Two Judges Say Go Deep - Don't Play It Safe

I read two blog posts today that touched on poetry contests and I noted a similar view help by two people who have been contest judges and I thought they were worth mentioning.

I have note entered a lot of contests - I maybe average one to two entries a year so I'm one one who has a lot of personal experience with the contest circuit.

One of the two pieces that I'm talking about was an interview in Ploughshares of Mary Biddinger by Victoria Chang. I've met Victoria at a reading in Kansas City I believe in 2008. I've read two of her books Circle and Silivinia Molesta. I enjoyed both but was much impressed by Circle as a first book.  Biddinger I've never met or heard read but I have her book Saint Monica which I was so in love with I I can hardly contain myself in wait for her next book O Holy Insurgency. She is the queen of Catholic poetic culture.

The second piece that I read was a blog post by Susan Rich. I've never met Susan either but have her book The Alchemist's Kitchen. One thing that I've appreciated about Susan is that she is a poet who not only has a strong social consciousness but will on occasion allow it the gently permeate her work.

So insight of interest did I glean from these two sources? Rich pointed out, "...all the poems that were sent on to me were quite competent. However, competent is not enough to win a contest. The poems that startled me, that made me want to read then and re-read them, the poems that could not be nailed to a chair in terms of their meaning."  Her advise specifically was to, "Choose to send your poems that take risks."

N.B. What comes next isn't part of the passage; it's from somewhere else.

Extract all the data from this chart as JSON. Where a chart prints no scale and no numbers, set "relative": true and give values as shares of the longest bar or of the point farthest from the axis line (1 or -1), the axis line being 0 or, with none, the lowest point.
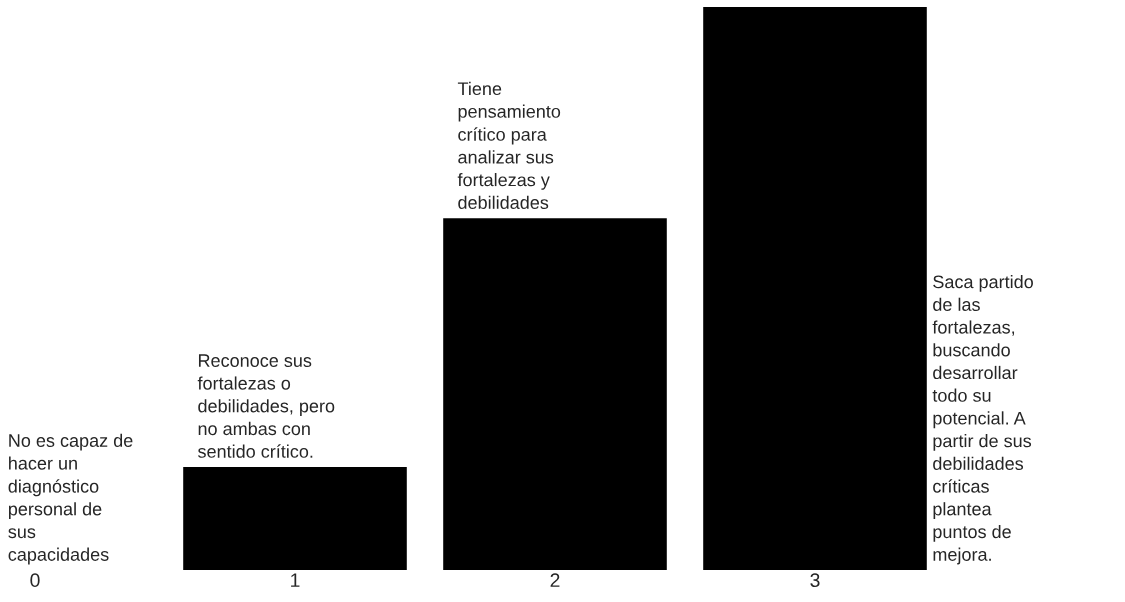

Mary Biddinger said  she loves  "Poems with teeth... poems that aren't afraid to use their teeth." For Biddinger, she would rather see "a manuscript that makes a few missteps, but dose so with bravery, versus a highly-polished competent, yet safe collection."


If you take to heart what these two poet/judges have to say on the subject, it comes down to being willing to take the risk.  I suppose this really should come as no surprise because it really is the poem that stands up and dares to be different that gets noticed. I can recall shuffling through pages of work in the past and  pulling from it the pieces that seemed the most polished. I will try to not make that mistake again.